Mirja
Wellmanns skulpturale Annäherung an Räume vollzieht sich
weniger über das Sehen als vielmehr über das Hören.
Dabei spürt sie wie eine Raumforscherin den akustischen Raumphänomenen
nach: Welche Eigengeräusche besitzt ein Raum? Welche Umgebungsgeräusche
dringen in den Ausstellungsraum ein? Die Summe der Hörerlebnisse
wird anschließend in Hörprotokollen dokumentiert und
als poetische Lektüre im Ausstellungsraum ausgelegt.

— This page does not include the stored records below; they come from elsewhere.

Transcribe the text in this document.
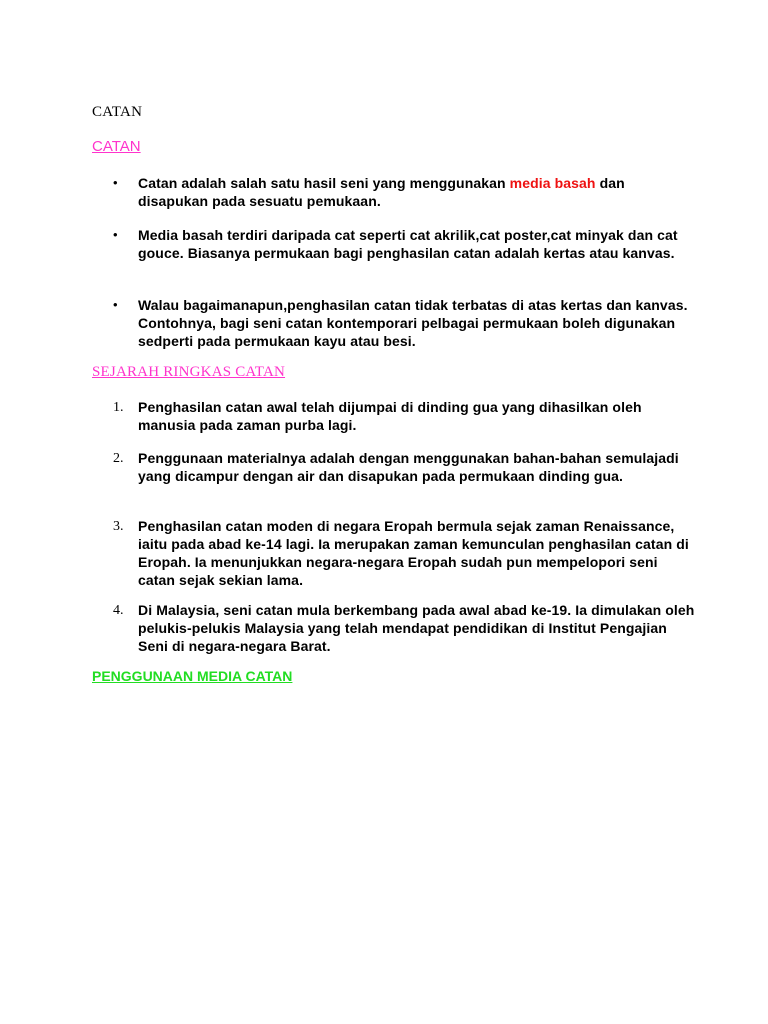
CATAN
CATAN
• Catan adalah salah satu hasil seni yang menggunakan media basah dan disapukan pada sesuatu pemukaan.
• Media basah terdiri daripada cat seperti cat akrilik,cat poster,cat minyak dan cat gouce. Biasanya permukaan bagi penghasilan catan adalah kertas atau kanvas.
• Walau bagaimanapun,penghasilan catan tidak terbatas di atas kertas dan kanvas. Contohnya, bagi seni catan kontemporari pelbagai permukaan boleh digunakan sedperti pada permukaan kayu atau besi.
SEJARAH RINGKAS CATAN
1. Penghasilan catan awal telah dijumpai di dinding gua yang dihasilkan oleh manusia pada zaman purba lagi.
2. Penggunaan materialnya adalah dengan menggunakan bahan-bahan semulajadi yang dicampur dengan air dan disapukan pada permukaan dinding gua.
3. Penghasilan catan moden di negara Eropah bermula sejak zaman Renaissance, iaitu pada abad ke-14 lagi. Ia merupakan zaman kemunculan penghasilan catan di Eropah. Ia menunjukkan negara-negara Eropah sudah pun mempelopori seni catan sejak sekian lama.
4. Di Malaysia, seni catan mula berkembang pada awal abad ke-19. Ia dimulakan oleh pelukis-pelukis Malaysia yang telah mendapat pendidikan di Institut Pengajian Seni di negara-negara Barat.
PENGGUNAAN MEDIA CATAN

Parallel dazu installiert Mirja Wellmann Hörkabinen, Hörringe,
Hörreihen und Hörkapseln, die den Ausstellungsbesuchern
zur Nutzung bereitstehen.
Die aus tiefgezogenem neongrünem Plexiglas bestehenden interaktiven
Hörstationen, die in Intimdistanz voneinander platziert sind,
unterstützen ebenfalls die akustische und physische (Raum-)Erfahrung.
Vom 17. 03. - 14.05. 2004 sind weitere Arbeiten von Mirja Wellmann
im Rahmen der Stipendiatenaustellung der Kunststiftung Baden-Württemberg,
Gerokstr. 37, 70184 Stuttgart zu sehen.